Foreign Direct Investment (FDI) inflows as a percentage of Africa's gross fixed capital formation increased to 19 per cent in 2005, the 2006 World Investment Report has stated. The 340 page-document published annually by the United Nations Conference on Trade and Development (UNCTAD) sizes up the performance of the continent's commodities underscoring the fact the important role the sector can play in pulling foreign investors into the region.
"A large proportion of the 2005 inflows were concentrated in mining, and in particular, oil and gas", the reported stated. However, low skill levels, fragmented markets and lack of diversification inhibited Foreign Direct Investment in the manufacturing sector, the report said. Countries such as the United Kingdom, United States, South Africa, China, Brazil and India witnessed an increase investment in their services.
FDI in Africa has traditionally been geographically and industrially concentrated, and 2005 was no exception. Five countries (South Africa, Egypt, Nigeria, Morocco and Sudan) in descending order of value of FID accounted for 66 % of the region's inflows. South Africa registered the largest inflows with a sharp increase to 6.4 billion dollars from only 0.8 billion in 2004 or about 21 % of the region's total. The report attributes the performance to the acquisition of Amalgamated Bank of South Africa (ABSA) by Barclays Bank (United Kingdom) for 5 billion dollars.
Among other leading recipients in 2005 were Chad, Equatorial Guinea and Sudan, along with Algeria, DR of Congo and Tunisia. Many of them are oil and gas producing countries. In all, FDI inflows increased in 34 African countries in 2005 and declined in 19. According to the report, more African countries adopted a more favourable regulatory framework and policies at the national, bilateral and regional levels. Inflows into the region were expected to increase sharply the year after against the backdrop of a high volume of new project commitment and renewed merger and acquisition activity.

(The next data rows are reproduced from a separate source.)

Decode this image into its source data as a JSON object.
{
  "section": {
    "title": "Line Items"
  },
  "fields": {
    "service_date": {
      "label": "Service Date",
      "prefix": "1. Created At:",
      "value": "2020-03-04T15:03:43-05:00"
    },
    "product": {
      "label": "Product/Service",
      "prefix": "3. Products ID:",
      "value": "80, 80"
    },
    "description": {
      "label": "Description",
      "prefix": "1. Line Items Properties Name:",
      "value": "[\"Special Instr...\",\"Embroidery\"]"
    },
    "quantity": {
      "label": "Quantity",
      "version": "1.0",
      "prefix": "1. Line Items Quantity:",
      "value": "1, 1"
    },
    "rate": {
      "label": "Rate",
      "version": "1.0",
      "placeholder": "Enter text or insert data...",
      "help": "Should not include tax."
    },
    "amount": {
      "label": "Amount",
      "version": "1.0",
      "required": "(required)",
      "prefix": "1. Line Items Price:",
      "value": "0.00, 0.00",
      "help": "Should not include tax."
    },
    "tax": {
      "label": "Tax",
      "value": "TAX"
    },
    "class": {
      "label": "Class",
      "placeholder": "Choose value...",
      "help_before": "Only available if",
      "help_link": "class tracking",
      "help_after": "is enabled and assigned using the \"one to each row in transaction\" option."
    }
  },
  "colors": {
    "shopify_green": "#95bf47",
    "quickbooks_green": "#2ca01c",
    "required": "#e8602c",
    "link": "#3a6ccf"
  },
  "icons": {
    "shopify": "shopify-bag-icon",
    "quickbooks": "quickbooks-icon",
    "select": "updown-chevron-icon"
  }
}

That notwithstanding, the region continues to exhibit weaknesses that constrain its ability to attract quality FDI of the kind that would generate broader beneficial effects in its economies. Meantime, total FDI inflows into Africa in the commodity sector surged to reach 31 billion dollars in 2005, representing a historic growth rate of 78 %. This, it said, was higher than the global FDI growth rate of 29 % and that of developing economies as a whole.